López and eight others have declared their candidacies: Alida Fisher, Deldelp Medina, Joseph Kelly Jr., Laurance Lee and mayoral appointees Ann Hsu, Elaine Motamedi and Lisa Weissman-Ward. Hsu and Weismman-Ward qualified for the ballot on Tuesday and Wednesday, respectively.
López is running as controversy surrounds one of Mayor London Breed's appointees to the board. The San Francisco Board of Education formally admonished Hsu for a racist comment she made about Black and brown students’ “unstable family environments” contributing to racial disparities in education.
Soon after Hsu’s answer in a pre-election questionnaire surfaced, López tweeted “(anyone) reading this and accepting it as normal behavior by a school board member should be ashamed.”

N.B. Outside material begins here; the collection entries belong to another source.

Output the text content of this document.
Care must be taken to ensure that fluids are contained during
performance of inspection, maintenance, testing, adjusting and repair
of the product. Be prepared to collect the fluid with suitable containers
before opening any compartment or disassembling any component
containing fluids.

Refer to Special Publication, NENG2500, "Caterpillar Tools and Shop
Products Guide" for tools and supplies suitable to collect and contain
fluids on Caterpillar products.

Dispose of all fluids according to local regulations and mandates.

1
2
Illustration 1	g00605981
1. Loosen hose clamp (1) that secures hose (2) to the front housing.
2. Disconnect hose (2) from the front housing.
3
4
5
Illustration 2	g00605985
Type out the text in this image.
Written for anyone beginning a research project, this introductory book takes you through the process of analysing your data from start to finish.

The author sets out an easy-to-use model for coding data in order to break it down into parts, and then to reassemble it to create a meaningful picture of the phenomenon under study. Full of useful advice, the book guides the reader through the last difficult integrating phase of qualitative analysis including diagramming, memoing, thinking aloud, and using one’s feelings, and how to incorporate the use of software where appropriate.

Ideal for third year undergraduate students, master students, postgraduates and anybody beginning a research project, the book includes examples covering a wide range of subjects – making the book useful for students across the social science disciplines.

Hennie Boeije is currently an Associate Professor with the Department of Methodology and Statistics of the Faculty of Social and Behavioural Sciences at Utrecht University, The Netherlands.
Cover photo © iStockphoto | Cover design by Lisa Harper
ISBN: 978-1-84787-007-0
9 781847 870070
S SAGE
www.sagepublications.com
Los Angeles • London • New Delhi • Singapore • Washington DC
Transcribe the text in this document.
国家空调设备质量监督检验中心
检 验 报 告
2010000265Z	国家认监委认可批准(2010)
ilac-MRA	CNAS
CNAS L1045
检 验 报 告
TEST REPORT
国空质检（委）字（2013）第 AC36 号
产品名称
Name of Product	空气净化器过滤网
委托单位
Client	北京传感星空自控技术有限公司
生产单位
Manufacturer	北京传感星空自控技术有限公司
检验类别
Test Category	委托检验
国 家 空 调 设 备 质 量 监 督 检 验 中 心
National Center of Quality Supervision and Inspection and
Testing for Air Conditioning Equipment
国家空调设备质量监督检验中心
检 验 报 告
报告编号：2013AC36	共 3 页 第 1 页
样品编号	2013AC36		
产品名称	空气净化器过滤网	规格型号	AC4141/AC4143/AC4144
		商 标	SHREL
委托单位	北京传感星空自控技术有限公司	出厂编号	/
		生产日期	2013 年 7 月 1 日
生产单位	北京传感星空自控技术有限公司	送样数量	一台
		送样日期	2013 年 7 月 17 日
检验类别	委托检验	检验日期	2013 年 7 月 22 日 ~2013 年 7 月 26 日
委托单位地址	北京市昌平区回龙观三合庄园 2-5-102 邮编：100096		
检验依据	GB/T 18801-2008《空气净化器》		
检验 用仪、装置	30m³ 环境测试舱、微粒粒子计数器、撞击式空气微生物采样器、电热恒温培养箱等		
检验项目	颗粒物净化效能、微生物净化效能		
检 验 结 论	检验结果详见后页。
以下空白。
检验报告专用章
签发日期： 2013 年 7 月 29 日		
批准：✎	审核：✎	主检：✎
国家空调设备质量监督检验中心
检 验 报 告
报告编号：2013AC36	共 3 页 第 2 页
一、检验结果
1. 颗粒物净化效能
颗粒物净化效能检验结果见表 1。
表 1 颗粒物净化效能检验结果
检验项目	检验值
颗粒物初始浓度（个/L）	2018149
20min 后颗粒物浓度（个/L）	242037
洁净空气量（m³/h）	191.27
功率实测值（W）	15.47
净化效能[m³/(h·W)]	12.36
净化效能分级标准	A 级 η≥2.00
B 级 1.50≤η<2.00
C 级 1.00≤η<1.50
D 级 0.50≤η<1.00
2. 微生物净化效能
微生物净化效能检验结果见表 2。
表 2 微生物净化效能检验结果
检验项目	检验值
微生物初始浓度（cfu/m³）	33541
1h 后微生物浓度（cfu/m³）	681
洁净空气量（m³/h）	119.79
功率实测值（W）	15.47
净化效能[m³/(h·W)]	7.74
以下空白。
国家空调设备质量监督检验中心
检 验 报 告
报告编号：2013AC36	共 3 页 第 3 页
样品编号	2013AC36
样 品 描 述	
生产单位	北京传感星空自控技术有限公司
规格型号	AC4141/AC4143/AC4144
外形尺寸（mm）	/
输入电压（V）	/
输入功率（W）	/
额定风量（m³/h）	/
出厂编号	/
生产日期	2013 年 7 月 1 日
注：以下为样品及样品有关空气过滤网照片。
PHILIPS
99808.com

San Francisco Parent Action, the political organization that issued the questionnaire where Hsu provided and revised the answer, announced on Thursday it wasn't endorsing Hsu – but was endorsing Breed's two other appointees – after it could "not reach consensus on an endorsement of the candidate."
"We are supportive of her work to reach out and listen to the broader community after her misconceptions around Black and brown families were recently revealed," the organization said of Hsu. "The pain felt by members in our network is still raw."
Facing calls from the local NAACP, teachers' union and other organizations for her resignation, Hsu said ahead of voting for her own admonishment earlier this month that "canceling each other is not the way" to address systemic bias and inequity.